Transparencia amortizada

La opacidad forma parte de las reglas del poder. Este cree resentirse cuando las decisiones se adoptan a la luz del día y se exponen las razones de cada medida sin la ayuda de relatos falaces. La opacidad no sólo preserva los secretos del poder de su conocimiento público; al mismo tiempo encierra a quienes lo ejercen en su propio mundo, del que se creen dueños cuando en realidad no pueden liberarse de él. La tramitación de la ley de Transparencia está revelando buena parte de las sombras que arrastra el ejercicio del poder, y no sólo del poder político. Los partidos que más esperanzas depositan en la capacidad taumatúrgica de la nueva norma se muestran tan opacos en su actuación política que invitan a sospechar que nos encontremos ante el enésimo fingimiento supuestamente regenerador. Su comportamiento diario se contradice con los postulados que vocean en torno al proyecto legislativo, apurando tanto burdos incumplimientos de la ética que preconizan como operando con sutiles movimientos para eludir responsabilidades políticas.

La intención primera de apagar el fuego provocado tanto por los escándalos de corrupción como por el desapego ciudadano respecto a la política, a causa de la gestión de la crisis económica, muestra señales de que la tensión regeneradora baja de intensidad en cuanto la indignación se disipa en su proyección mediática. La política ha desarrollado un instinto especial para detectar cuándo la reiteración de noticias sobre fraudes públicos y renuencias partidarias a admitir las tropelías cometidas acaba anestesiando el cuerpo social. Aprovecha esos momentos para desdecirse en sus actos de las promesas que haya podido manifestar de ir hasta el final.

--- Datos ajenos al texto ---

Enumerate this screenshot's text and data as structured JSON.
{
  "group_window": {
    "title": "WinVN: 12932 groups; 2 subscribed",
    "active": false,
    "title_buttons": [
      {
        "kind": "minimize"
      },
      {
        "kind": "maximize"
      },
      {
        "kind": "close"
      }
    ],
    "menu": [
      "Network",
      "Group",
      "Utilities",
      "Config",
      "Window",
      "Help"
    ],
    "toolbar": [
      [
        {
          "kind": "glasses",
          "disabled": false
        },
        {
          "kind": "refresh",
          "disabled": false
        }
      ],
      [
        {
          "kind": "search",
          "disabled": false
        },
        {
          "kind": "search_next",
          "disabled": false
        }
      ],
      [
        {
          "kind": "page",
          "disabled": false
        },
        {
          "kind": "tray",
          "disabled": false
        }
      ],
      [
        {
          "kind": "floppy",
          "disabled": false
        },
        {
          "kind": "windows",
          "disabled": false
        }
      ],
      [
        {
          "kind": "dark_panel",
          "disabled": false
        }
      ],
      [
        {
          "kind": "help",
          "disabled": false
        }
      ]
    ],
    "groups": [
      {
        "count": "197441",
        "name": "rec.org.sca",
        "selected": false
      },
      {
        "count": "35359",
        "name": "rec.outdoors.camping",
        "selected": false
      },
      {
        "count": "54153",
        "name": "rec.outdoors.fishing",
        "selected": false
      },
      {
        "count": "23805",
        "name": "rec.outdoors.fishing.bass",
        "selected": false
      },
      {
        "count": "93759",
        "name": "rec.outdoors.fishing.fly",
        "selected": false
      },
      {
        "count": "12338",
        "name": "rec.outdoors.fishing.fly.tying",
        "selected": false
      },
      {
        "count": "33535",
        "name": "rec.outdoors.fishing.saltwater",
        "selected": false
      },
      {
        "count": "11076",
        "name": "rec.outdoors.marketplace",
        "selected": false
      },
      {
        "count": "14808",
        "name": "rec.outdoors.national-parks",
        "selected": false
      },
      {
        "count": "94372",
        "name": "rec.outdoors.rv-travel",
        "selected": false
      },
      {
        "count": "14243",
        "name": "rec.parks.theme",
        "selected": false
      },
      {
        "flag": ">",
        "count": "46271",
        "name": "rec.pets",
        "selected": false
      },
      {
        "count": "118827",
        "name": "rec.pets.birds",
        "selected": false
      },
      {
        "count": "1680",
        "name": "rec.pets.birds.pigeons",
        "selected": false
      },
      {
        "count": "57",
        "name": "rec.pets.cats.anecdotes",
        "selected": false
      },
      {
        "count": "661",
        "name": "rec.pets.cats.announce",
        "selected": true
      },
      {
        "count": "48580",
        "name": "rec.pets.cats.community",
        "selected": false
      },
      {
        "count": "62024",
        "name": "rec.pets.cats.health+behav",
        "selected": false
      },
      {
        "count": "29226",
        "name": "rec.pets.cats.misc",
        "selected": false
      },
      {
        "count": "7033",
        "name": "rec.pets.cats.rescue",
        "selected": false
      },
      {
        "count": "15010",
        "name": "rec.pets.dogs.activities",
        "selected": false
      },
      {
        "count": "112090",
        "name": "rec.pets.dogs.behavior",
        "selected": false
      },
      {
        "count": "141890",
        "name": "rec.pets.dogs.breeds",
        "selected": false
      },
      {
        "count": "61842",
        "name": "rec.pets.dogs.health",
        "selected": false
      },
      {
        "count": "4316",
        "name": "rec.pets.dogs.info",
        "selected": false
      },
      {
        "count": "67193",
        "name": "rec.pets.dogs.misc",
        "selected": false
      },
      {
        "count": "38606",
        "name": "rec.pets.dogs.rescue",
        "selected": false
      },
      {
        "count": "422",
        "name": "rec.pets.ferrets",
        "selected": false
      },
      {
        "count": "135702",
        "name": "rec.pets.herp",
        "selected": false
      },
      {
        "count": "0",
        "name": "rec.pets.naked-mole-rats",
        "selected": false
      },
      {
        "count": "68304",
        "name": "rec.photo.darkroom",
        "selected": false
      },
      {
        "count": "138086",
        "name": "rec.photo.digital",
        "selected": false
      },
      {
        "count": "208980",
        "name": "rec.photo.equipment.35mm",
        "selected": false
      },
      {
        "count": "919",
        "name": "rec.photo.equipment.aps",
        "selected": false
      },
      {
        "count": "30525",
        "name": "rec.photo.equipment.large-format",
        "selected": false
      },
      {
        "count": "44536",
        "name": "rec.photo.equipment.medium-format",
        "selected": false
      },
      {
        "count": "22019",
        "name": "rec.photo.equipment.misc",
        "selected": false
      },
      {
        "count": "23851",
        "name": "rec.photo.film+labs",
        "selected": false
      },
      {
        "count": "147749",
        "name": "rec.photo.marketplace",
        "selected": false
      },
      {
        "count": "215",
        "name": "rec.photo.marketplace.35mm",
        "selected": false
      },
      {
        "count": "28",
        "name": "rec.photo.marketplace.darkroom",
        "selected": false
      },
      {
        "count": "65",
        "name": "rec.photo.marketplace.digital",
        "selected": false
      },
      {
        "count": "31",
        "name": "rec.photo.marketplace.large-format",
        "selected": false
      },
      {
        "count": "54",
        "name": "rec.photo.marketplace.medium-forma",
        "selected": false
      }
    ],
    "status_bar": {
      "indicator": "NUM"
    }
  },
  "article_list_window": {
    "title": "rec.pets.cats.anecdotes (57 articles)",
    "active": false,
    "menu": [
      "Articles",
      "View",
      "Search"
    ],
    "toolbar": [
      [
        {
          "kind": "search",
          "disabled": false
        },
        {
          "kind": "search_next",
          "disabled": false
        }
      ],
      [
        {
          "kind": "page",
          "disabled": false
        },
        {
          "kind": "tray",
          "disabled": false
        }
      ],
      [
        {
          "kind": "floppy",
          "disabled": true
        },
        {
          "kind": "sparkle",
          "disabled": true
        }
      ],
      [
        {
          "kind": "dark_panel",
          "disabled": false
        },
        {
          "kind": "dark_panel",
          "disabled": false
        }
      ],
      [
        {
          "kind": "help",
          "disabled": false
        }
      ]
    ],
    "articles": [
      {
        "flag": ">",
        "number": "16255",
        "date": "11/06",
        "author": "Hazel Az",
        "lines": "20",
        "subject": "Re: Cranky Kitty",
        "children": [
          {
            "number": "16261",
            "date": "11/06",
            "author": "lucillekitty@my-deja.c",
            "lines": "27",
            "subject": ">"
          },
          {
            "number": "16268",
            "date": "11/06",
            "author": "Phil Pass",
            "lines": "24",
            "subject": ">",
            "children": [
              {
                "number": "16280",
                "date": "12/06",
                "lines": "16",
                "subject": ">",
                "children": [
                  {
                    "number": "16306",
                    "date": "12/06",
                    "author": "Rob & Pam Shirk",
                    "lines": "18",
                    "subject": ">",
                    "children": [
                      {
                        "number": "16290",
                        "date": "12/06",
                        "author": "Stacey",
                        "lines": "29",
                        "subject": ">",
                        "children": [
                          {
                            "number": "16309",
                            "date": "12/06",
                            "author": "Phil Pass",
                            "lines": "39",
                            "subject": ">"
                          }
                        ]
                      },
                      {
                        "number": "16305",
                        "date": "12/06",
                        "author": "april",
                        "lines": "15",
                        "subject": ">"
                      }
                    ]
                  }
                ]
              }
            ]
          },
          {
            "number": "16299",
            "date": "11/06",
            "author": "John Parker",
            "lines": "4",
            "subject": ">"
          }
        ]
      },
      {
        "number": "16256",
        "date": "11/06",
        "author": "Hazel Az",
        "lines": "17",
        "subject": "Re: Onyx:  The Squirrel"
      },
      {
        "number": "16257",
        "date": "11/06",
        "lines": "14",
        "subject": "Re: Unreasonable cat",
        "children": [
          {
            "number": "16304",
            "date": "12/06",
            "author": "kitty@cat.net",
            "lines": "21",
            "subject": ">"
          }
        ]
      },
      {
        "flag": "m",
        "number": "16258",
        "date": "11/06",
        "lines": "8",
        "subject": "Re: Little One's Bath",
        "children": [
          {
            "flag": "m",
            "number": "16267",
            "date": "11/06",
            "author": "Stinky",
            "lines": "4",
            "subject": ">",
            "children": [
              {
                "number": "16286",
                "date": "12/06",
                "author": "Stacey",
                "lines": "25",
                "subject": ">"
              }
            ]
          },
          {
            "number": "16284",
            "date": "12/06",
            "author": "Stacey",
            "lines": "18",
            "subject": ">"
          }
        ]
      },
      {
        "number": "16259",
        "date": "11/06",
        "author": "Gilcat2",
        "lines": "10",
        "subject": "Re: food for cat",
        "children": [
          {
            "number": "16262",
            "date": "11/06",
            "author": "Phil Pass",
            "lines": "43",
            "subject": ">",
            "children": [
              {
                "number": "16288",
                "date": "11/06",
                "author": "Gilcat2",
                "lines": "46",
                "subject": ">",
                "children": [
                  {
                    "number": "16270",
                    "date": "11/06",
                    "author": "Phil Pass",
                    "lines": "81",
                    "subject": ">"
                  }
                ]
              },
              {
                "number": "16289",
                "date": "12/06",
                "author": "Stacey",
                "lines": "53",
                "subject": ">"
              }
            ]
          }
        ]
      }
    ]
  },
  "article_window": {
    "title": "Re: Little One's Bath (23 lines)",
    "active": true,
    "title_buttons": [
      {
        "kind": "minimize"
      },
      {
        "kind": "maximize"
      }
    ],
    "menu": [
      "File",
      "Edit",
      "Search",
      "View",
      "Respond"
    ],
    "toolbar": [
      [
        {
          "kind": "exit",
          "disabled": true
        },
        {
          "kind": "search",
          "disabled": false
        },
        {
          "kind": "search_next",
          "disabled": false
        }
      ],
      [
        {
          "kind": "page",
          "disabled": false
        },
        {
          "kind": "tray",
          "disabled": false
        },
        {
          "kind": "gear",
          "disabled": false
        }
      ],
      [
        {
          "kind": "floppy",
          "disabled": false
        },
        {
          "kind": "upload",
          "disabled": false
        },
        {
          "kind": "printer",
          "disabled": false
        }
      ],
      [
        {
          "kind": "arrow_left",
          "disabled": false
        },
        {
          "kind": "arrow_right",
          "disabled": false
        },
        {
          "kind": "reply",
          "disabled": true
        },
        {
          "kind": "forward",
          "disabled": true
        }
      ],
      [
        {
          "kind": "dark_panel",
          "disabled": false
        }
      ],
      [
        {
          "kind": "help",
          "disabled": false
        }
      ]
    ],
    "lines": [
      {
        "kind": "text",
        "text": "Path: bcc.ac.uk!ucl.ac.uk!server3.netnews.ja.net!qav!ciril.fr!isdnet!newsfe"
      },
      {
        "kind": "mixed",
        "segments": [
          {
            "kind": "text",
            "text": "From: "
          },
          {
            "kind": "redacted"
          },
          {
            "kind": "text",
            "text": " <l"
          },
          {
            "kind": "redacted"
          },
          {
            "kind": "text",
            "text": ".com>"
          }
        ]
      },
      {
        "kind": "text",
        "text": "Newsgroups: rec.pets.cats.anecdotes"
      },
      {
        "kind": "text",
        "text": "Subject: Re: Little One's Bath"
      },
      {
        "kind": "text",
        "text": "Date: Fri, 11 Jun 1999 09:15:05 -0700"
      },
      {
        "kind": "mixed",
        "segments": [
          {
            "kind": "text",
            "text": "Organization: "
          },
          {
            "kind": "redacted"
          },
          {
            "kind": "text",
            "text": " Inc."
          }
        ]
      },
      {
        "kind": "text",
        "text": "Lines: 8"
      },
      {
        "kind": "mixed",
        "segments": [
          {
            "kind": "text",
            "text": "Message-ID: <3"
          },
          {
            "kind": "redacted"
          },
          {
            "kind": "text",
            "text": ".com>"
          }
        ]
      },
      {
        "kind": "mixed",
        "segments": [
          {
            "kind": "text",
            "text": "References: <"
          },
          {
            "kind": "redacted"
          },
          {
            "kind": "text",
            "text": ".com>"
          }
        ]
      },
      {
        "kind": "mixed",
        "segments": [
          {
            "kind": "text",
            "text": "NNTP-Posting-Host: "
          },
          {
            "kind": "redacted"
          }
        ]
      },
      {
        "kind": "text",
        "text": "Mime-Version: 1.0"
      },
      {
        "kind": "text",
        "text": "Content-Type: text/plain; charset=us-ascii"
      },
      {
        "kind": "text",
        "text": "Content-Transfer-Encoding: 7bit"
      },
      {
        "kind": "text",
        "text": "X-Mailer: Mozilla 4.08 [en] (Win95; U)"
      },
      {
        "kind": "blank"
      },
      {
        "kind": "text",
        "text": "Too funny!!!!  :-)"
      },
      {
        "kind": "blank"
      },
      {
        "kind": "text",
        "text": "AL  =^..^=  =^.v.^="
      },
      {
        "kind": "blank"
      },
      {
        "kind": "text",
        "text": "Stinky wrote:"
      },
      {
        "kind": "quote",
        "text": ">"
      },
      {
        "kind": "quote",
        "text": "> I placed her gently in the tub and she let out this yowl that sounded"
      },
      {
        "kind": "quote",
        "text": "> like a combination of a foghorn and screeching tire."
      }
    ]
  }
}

Mientras, la podredumbre partidaria continúa agazapándose detrás de la pantalla institucional.

La expresión más flagrante del cinismo partidario trasladado al gobierno de las instituciones la encontramos en el trato que se dispensa a las actuaciones judiciales en los casos de supuesta corrupción. La jugada es casi siempre la misma. Desatado el escándalo, se eluden las responsabilidades políticas que pudieran derivarse del caso, reclamando que sean los jueces y tribunales quienes clarifiquen lo ocurrido con la máxima celeridad; a continuación el partido o la institución de gobierno señalada evita colaborar con la justicia y contribuye, en la medida de sus posibilidades, a dilatar los procedimientos abiertos mientras sigue eludiendo culpas políticas con el argumento de que la cuestión está sub iúdice. La otra variante del cinismo que encierra el compromiso por la transparencia se encuentra en las muestras que distintos responsables públicos han dado de su inclinación por formalismos –como dar cuenta de sus declaraciones de renta– que tratan de saciar el morbo presente en la opinión pública sin responder a las exigencias de la regeneración.

Claro que toda la puesta en escena de la ley de Transparencia intenta, en el fondo, lograr que las irregularidades pasadas prescriban en cuanto al reproche ciudadano y puedan pasar página sin dañar aún más su credibilidad. Los partidos de la transparencia buscan, antes que nada, una especie de amnistía política y social encubierta. A sabiendas de que ello les daría cobertura suficiente como para no corregir su conducta en el futuro. Claro que el articulado de la ley en trámite supone un enorme avance democrático. Pero es el escandaloso espectáculo de la corrupción y sus connivencias lo que la convierte en una norma de mínimos; en un logro ya amortizado. Sobre todo si su aplicación va acompañada de trampas derivadas de la inercia partidaria e institucional.

Transparencia y regeneración no son términos sinónimos. La primera alude al ámbito de las normas administrativas, la segunda al del funcionamiento de las instituciones y partidos. Las pautas de transparencia apuntadas no regenerarán, por sí solas, la vida democrática. Mientras que sólo la regeneración del comportamiento político asegurará que las normas de transparencia se cumplan y se perfeccionen. En tanto que los partidos eludan la responsabilidad política, eviten atender a las preguntas que circulan en el ambiente, se enroquen ante cualquier denuncia pública y tiendan a acomodarse en el mal común trasladándolo a las instituciones, será imposible que la regeneración democrática dé más pasos que los de la apariencia. De poco servirá el registro de lobbies si las formaciones que gobiernen no cierran la ventanilla del intercambio de favores. Del mismo modo que el cinismo partidario transfiere a la justicia la tarea de establecer hasta sus responsabilidades políticas, la promulgación de la ley de Transparencia aparece como oportuno recurso para derivar hacia las normas legales compromisos que han de contraerse en el plano de la acción política y en el código de conducta de cada responsable público.